THOMSON
Holidays could be forced to pay up to £1 million in damages to customers after
a Britannia Airways crash in northern Spain four years ago.

At Cardiff
County Court Judge Graham Jones ruled Thomson customers on board a Britannia
Airways flight, which crashed while landing in stormy weather at Gerona Airport
in 1999, can claim damages for psychological trauma from the operator.

Under
current laws, air passengers are unable to claim for mental anguish, unlike
coach and rail customers, but Judge Jones ruled Thomson’s terms and conditions
did not limit the operator’s liability.

He said
Thomson is liable to pay compensation of up to £85,000 each to 72 passengers
without the need for them to demonstrate Britannia was negligent.

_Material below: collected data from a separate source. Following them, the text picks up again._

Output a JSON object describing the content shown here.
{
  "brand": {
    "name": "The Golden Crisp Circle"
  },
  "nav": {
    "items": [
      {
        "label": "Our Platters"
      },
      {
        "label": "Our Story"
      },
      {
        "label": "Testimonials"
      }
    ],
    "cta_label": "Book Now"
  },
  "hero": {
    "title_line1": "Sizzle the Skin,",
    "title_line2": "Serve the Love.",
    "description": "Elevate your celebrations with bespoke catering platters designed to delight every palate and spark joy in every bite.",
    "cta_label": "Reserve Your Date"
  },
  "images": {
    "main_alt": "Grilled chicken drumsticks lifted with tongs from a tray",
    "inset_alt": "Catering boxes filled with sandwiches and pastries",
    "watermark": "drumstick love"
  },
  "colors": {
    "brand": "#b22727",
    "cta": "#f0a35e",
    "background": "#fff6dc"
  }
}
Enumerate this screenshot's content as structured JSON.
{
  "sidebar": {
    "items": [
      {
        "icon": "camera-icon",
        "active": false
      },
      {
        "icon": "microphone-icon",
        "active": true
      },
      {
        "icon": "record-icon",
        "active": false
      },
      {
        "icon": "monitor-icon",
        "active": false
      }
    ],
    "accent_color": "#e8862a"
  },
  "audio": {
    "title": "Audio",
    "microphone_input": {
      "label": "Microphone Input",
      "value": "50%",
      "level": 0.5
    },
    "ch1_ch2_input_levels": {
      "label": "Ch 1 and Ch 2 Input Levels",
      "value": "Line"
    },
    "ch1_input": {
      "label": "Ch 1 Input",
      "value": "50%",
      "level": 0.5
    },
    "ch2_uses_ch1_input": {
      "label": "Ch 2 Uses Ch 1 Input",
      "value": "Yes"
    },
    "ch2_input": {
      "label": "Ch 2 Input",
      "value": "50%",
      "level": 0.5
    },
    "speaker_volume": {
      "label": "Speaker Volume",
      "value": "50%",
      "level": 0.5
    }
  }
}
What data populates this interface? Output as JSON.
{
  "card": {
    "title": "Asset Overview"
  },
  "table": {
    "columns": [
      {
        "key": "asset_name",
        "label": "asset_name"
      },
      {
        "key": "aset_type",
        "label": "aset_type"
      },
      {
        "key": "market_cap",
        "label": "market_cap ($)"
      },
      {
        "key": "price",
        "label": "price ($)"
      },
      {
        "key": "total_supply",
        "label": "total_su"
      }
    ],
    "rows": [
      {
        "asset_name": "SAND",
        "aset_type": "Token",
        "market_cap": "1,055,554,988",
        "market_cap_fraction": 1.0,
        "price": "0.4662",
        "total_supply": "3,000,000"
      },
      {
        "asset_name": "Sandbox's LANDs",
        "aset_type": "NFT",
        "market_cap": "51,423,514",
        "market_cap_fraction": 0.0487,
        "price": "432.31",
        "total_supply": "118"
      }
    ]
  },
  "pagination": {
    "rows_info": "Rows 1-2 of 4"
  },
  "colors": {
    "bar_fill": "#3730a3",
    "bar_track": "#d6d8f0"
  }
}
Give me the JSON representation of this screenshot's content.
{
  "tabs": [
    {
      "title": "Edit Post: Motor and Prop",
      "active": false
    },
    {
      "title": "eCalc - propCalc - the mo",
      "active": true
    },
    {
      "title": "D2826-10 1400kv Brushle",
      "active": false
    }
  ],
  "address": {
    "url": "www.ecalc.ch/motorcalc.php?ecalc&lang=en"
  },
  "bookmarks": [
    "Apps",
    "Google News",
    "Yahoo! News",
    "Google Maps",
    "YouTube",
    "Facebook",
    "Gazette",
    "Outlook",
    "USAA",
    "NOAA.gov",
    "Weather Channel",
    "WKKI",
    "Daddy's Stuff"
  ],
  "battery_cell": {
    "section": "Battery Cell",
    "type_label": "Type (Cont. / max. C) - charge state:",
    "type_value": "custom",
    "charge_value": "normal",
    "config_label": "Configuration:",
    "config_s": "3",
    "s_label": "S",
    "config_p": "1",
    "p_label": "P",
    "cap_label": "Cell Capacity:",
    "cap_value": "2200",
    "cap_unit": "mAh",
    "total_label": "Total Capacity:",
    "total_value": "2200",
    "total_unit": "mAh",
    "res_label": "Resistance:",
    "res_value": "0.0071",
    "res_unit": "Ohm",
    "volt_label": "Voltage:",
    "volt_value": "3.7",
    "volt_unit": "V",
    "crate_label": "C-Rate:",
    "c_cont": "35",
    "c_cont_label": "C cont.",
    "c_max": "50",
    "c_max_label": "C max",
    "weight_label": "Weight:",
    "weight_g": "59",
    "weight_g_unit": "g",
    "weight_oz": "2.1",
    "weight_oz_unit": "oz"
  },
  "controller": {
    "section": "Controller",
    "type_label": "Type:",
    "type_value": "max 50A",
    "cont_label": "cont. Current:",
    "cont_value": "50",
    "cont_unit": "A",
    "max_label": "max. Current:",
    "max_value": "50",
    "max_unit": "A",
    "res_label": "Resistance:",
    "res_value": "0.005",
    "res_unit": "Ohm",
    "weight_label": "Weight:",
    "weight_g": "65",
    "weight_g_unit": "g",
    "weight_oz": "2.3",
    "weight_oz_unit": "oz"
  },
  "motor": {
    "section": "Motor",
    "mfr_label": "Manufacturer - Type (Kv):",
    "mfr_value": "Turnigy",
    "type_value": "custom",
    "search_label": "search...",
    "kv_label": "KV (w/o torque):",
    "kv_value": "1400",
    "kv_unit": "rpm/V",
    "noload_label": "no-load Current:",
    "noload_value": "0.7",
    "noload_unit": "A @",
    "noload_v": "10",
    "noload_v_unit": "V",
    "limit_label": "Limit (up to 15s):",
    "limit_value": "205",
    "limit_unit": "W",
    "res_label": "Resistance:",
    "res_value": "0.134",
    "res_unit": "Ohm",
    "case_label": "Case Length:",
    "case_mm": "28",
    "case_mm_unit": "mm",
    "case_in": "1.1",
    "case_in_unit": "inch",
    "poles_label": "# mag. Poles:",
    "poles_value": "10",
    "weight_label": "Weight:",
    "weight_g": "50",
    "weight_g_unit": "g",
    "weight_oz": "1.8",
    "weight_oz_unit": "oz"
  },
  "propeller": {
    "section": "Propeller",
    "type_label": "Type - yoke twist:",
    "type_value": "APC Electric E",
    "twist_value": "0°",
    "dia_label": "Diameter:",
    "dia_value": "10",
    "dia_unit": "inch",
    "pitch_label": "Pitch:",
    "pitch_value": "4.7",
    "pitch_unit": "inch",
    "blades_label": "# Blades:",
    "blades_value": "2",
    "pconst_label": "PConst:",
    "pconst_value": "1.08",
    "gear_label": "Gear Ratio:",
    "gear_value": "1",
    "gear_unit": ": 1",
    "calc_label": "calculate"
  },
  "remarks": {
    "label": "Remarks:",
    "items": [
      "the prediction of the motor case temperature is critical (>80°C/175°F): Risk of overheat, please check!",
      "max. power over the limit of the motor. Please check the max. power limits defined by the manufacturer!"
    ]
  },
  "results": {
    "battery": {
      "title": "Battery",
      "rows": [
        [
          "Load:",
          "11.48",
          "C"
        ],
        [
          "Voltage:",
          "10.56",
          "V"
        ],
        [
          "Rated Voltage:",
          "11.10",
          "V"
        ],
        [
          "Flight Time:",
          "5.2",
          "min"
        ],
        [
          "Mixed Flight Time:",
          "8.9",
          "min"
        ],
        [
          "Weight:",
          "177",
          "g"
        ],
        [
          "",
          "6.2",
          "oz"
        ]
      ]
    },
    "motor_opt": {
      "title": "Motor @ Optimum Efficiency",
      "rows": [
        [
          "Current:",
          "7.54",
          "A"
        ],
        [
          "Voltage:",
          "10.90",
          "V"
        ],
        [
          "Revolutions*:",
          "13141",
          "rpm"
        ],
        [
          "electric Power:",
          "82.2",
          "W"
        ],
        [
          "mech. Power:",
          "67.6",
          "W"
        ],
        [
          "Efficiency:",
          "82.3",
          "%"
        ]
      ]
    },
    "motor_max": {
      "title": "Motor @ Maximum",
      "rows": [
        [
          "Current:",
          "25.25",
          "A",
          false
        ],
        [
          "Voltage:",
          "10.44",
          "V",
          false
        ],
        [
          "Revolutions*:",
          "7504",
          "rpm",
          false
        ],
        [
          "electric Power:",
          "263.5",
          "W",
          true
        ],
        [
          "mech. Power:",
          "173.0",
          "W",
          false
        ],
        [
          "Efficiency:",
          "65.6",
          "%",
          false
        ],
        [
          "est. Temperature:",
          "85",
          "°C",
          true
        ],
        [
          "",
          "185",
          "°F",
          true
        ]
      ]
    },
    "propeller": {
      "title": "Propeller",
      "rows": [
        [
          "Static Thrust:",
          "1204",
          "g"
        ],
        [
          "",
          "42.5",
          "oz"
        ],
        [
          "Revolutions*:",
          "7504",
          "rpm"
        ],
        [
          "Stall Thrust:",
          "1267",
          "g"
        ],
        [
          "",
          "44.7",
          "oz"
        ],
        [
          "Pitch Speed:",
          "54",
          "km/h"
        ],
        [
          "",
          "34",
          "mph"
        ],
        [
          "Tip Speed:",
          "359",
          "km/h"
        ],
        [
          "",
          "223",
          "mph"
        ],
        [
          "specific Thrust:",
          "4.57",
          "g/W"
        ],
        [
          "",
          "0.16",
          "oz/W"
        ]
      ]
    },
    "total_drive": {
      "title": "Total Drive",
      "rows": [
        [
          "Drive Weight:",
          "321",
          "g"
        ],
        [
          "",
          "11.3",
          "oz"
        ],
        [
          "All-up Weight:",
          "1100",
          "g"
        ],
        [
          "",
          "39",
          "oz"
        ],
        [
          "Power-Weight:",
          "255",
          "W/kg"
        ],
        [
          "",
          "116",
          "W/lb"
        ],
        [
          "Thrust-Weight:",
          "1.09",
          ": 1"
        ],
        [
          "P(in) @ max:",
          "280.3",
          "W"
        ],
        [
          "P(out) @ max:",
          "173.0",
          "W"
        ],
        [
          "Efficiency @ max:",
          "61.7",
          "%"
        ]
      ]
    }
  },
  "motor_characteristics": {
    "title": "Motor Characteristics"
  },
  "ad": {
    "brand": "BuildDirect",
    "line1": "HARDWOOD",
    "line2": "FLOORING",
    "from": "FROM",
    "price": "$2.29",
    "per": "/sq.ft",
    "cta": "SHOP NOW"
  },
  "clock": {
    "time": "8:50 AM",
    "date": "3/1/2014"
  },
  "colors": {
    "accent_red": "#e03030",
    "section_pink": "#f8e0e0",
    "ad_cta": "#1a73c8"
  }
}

He said Thomson was “attempting to argue the unarguable”
by using the small print in its terms and conditions to hide behind the 1929
Warsaw Convention which only allows claims for physical injuries.

A Thomson
spokeswoman said the operator was disappointed with the ruling but it had
closed the loophole in its terms and conditions after the accident.

Hugh James
Solicitors partner and travel lawyer Mark Harvey said: “This demonstrates how
unfair the law is. Had Thomson drafted its terms and conditions beforehand its
customers would not have been able to claim at all.”

There were
235 passengers and crew on board Britannia flight BY226A that left Cardiff
International Airport for Spain on September 14 1999.

Sunvil
Holidays managing director Noel Josephides described the ruling as the
“ultimate nonsense” and “grossly unfair”.

“If
passengers hadn’t booked their holiday through a tour operator, they wouldn’t
get anything. This is just a charter to enable passengers to hold the operators
responsible for everything.”

He said
Sunvil, and most operators, had now altered the wording in their booking conditions.